Les œuvres de Kansai Yamamoto ont aussi attiré l’attention et la reconnaissance d’autres légendes de la scène, comme Elton John ou Stevie Wonder, et son expérience de la création de costumes l’a mené à imaginer des performances vivantes en interaction avec les spectateurs.

Une place à part

Ses spectacles nommés “Super Show” ont été organisés dans le monde entier, l’édition “Hello!! Russia” en 1993 attirant 120 000 spectateurs sur la place Rouge de Moscou.
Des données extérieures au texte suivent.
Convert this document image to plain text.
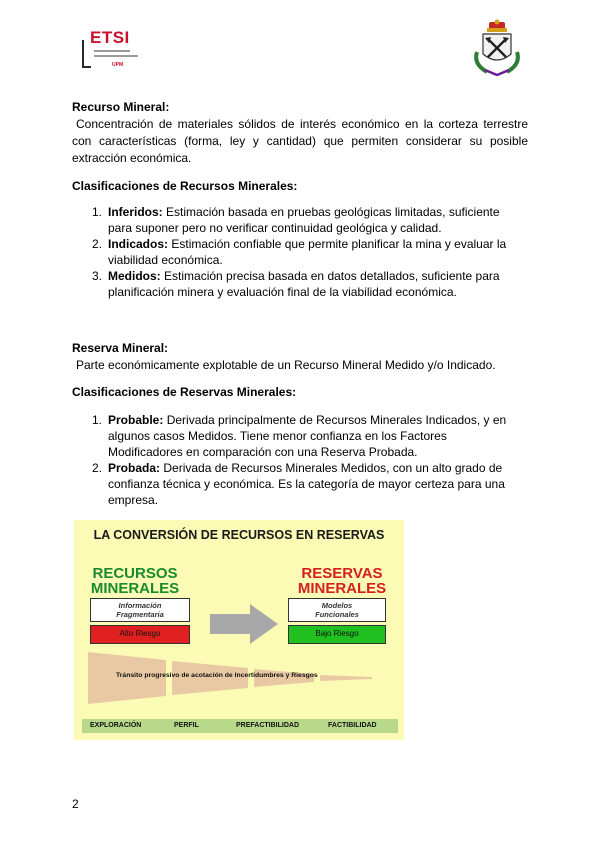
ETSI
UPM
Recurso Mineral:
Concentración de materiales sólidos de interés económico en la corteza terrestre con características (forma, ley y cantidad) que permiten considerar su posible extracción económica.
Clasificaciones de Recursos Minerales:
1. Inferidos: Estimación basada en pruebas geológicas limitadas, suficiente para suponer pero no verificar continuidad geológica y calidad.
2. Indicados: Estimación confiable que permite planificar la mina y evaluar la viabilidad económica.
3. Medidos: Estimación precisa basada en datos detallados, suficiente para planificación minera y evaluación final de la viabilidad económica.
Reserva Mineral:
Parte económicamente explotable de un Recurso Mineral Medido y/o Indicado.
Clasificaciones de Reservas Minerales:
1. Probable: Derivada principalmente de Recursos Minerales Indicados, y en algunos casos Medidos. Tiene menor confianza en los Factores Modificadores en comparación con una Reserva Probada.
2. Probada: Derivada de Recursos Minerales Medidos, con un alto grado de confianza técnica y económica. Es la categoría de mayor certeza para una empresa.
LA CONVERSIÓN DE RECURSOS EN RESERVAS
RECURSOS
MINERALES
RESERVAS
MINERALES
Información
Fragmentaria
Alto Riesgo
Modelos
Funcionales
Bajo Riesgo
Tránsito progresivo de acotación de Incertidumbres y Riesgos
EXPLORACIÓN	PERFIL	PREFACTIBILIDAD	FACTIBILIDAD
2
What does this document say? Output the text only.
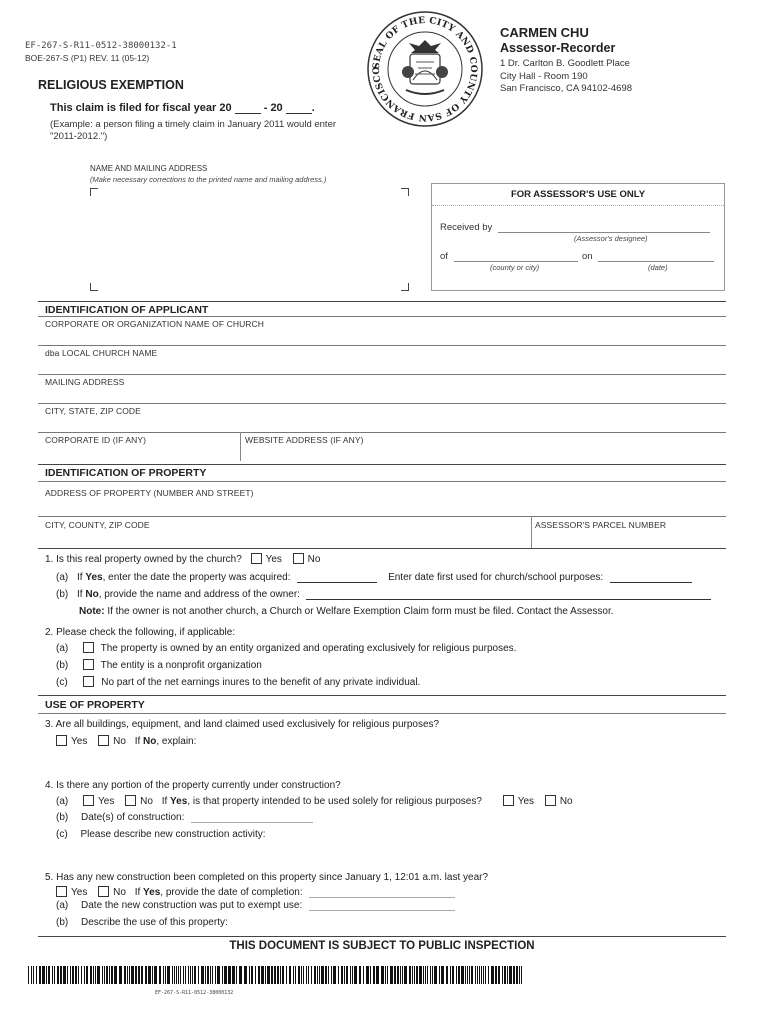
EF-267-S-R11-0512-38000132-1
BOE-267-S (P1) REV. 11 (05-12)
RELIGIOUS EXEMPTION
This claim is filed for fiscal year 20	- 20	.
(Example: a person filing a timely claim in January 2011 would enter "2011-2012.")
SEAL OF THE CITY AND COUNTY OF SAN FRANCISCO
CARMEN CHU
Assessor-Recorder
1 Dr. Carlton B. Goodlett Place
City Hall - Room 190
San Francisco, CA 94102-4698
NAME AND MAILING ADDRESS
(Make necessary corrections to the printed name and mailing address.)
FOR ASSESSOR'S USE ONLY
Received by
(Assessor's designee)
of
(county or city)
on
(date)
IDENTIFICATION OF APPLICANT
CORPORATE OR ORGANIZATION NAME OF CHURCH
dba LOCAL CHURCH NAME
MAILING ADDRESS
CITY, STATE, ZIP CODE
CORPORATE ID (IF ANY)	WEBSITE ADDRESS (IF ANY)
IDENTIFICATION OF PROPERTY
ADDRESS OF PROPERTY (NUMBER AND STREET)
CITY, COUNTY, ZIP CODE	ASSESSOR'S PARCEL NUMBER
1. Is this real property owned by the church? Yes	No
(a) If Yes, enter the date the property was acquired:	Enter date first used for church/school purposes:
(b) If No, provide the name and address of the owner:
Note: If the owner is not another church, a Church or Welfare Exemption Claim form must be filed. Contact the Assessor.
2. Please check the following, if applicable:
(a)	The property is owned by an entity organized and operating exclusively for religious purposes.
(b)	The entity is a nonprofit organization
(c)	No part of the net earnings inures to the benefit of any private individual.
USE OF PROPERTY
3. Are all buildings, equipment, and land claimed used exclusively for religious purposes?
Yes	No If No, explain:
4. Is there any portion of the property currently under construction?
(a)	Yes	No If Yes, is that property intended to be used solely for religious purposes?	Yes	No
(b) Date(s) of construction:
(c) Please describe new construction activity:
5. Has any new construction been completed on this property since January 1, 12:01 a.m. last year?
Yes	No If Yes, provide the date of completion:
(a) Date the new construction was put to exempt use:
(b) Describe the use of this property:
THIS DOCUMENT IS SUBJECT TO PUBLIC INSPECTION
EF-267-S-R11-0512-38000132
Ces dernières années, il s’était aussi “frotté” au théâtre Kabuki à l’occasion d’une collaboration avec Louis Vuitton.

Son style graphique accrocheur, avec des couleurs saturées et des motifs presque vivants, lui donnait une place à part parmi les icônes plus minimalistes de la mode japonaise. “Une personne comme moi se démarque forcément au Japon”, a-t-il estimé en 2017 dans une interview au groupe Nikkei. Mais Kansai Yamamoto insistait sur le fait que son œuvre puisait dans une sensibilité différente, mais non moins japonaise : celle de l’esthétique audacieuse et non conventionnelle des seigneurs de guerre du Moyen-Âge nippon. “Il y a peu de successeurs pour cette culture, mais je pense qu’elle me sied mieux”, pensait-il.

L’esprit du défi

Les vêtements exubérants et la personnalité enjouée de Kansai Yamamoto contrastaient avec, disait-il, une facette sombre, héritée d’une enfance difficile. Après le divorce de ses parents quand il avait 7 ans, il avait été envoyé dans un foyer pour enfants à plusieurs centaines de kilomètres. Il avait dû voyager avec ses deux frères cadets, âgés de 3 et 5 ans, de Yokohama, près de Tokyo, à la lointaine région de Kochi (sud-ouest).

“J’enviais tellement les lumières des maisons des familles heureuses devant lesquelles nous passions lentement à bord du train au crépuscule. J’étais esseulé et ça, je n’arrive toujours pas à l’oublier.” Alors que le succès a été immédiat lors de la première présentation de ses créations à Londres en 1971, il dut travailler dur pour surmonter la réception initialement plus froide à Paris. La clé, disait M. Yamamoto, était de “garder l’esprit du défi”.

Il a toujours vécu selon ce mantra, déclarant en 2018 son intention de voyager jusqu’au pôle Nord, un rêve auquel il a finalement dû renoncer quand on lui a diagnostiqué une leucémie. “Aucune vie n’est pleine de bonnes choses, avait-il déclaré en 2017. J’ai connu beaucoup de moments difficiles. Mais quand on traverse des épreuves, la joie ressentie en les surmontant est aussi très grande.”

“L’homme possède une énergie inépuisable” était sa devise. Kansai Yamamoto s’était juré de combattre sa maladie pour réaliser ses projets, dont un grand événement en ligne intitulé “Le Japon en forme, superénergie” prévu le 31 juillet. Son équipe a annoncé que l’édition 2020 de ce spectacle extrait d’une série initiée il y a plusieurs années et qui convoque “les arts, la culture, les légendes du Japon”, aurait tout de même lieu dans quelques jours.